We were rejigging the strawberry patch. I have made an Observation about the vegetable patch. During a couple of weekends in late spring, They put plants into the ground, and then spend all the rest of the summer pulling other plants out.

Andy says its called Weeding. It seems to take up an inordinate amount of time.


There was a strange noise – it started as a low hum, and got louder and louder. And then a black cloud came low over the trees. Aaarghh, a swarm of bees coming straight at us. Run for cover.

We made it indoors and luckily they buzzed off quite quickly. But from whence had they come? Time to check out our hives.

Hive Bee was fine and dandy. Lots of bees and lots of lovely, sticky honey.


Sadly the same could not be said for Hive A. It was completely infested with Wax Moth, and it must have been our bees who had just emigrated. The hive was in a right old state. Quite repulsive. Upsetting. And needing some urgent action.


As there were no bees in residence, no viable colony, it was an easy decision to simply destroy the whole lot. All the frames were thrown on the bonfire and burnt.


And the shell of the hive thoroughly cleaned out. It will be treated with a blow torch too to get rid of any remaining eggs. And will be beepopulated next year.


To end on a happy note, here is a Carpeneter Bee either pollinating or being pollenated by a Passion Flower.




6 thoughts on “A Tale of Two Hives

    • I can’t believe how destructive and thorough they are. The other hive certainly seems healthy enough to resist them, thank goodness. Just hope the fleeing bees have found somewhere nice and safe to settle.

  1. solarbeez says:

    I feel your pain. An August swarm is just plain poor timing. I’m experiencing one now. The hive where the bees came from remains viable (for now).
    I’m curious why you burned your wax and frames? I was told if you stuck them in the freezer for 24-48 hours, it would kill the eggs and larva. I think you can save the wax to make candles (or to possibly use in a swarm bait hive.)
    Great photos. We have a border collie too. For about 7-8 years people would comment whenever they saw us walking the dog. “Who is taking whom for a walk?” Now she is the ‘perfect dog.’ Walks without pulling and respects our library silence after dinner “reading and blogging time.”

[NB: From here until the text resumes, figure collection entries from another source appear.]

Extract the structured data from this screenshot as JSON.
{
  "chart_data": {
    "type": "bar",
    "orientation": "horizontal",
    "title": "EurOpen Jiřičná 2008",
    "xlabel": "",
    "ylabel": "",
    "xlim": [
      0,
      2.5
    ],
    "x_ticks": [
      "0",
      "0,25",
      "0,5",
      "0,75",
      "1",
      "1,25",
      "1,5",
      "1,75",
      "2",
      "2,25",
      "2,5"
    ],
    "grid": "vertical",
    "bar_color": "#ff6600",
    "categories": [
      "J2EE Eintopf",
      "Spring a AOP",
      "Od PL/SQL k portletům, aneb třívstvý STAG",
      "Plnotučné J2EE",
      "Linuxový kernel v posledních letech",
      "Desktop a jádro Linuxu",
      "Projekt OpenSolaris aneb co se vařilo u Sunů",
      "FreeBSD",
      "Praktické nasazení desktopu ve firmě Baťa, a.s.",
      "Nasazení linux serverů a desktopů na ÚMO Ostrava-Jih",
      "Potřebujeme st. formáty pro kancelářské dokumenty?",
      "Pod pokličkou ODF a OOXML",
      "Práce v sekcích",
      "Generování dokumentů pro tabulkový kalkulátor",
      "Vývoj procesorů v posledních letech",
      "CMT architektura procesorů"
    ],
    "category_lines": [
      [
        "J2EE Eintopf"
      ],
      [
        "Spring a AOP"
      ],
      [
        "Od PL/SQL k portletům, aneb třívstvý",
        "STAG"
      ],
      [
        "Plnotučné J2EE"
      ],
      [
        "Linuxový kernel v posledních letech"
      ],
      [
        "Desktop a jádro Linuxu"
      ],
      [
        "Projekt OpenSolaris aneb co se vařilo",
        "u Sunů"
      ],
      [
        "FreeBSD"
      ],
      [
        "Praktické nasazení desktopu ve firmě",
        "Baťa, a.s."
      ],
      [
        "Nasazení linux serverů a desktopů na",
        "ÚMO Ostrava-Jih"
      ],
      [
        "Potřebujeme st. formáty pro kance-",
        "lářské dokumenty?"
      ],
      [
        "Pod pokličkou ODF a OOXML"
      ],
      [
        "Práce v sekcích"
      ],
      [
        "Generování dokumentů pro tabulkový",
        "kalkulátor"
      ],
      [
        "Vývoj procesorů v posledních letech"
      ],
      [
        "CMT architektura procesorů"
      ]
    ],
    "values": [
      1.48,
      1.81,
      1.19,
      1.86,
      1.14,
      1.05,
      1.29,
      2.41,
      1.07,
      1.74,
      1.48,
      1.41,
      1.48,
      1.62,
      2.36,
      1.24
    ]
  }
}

    • It was such a shock finding that horrid mess, that I think we panicked. Burn the lot, immediately, we cried! I certainly wanted to try and avoid the other hive becoming infested. Plus I didn’t fancy the idea of maggoty frames in the freezer.

      The collies are brilliant company (usually), selectively obedient and I think I’m right is saying that on the majority of occasions, I have the upper hand?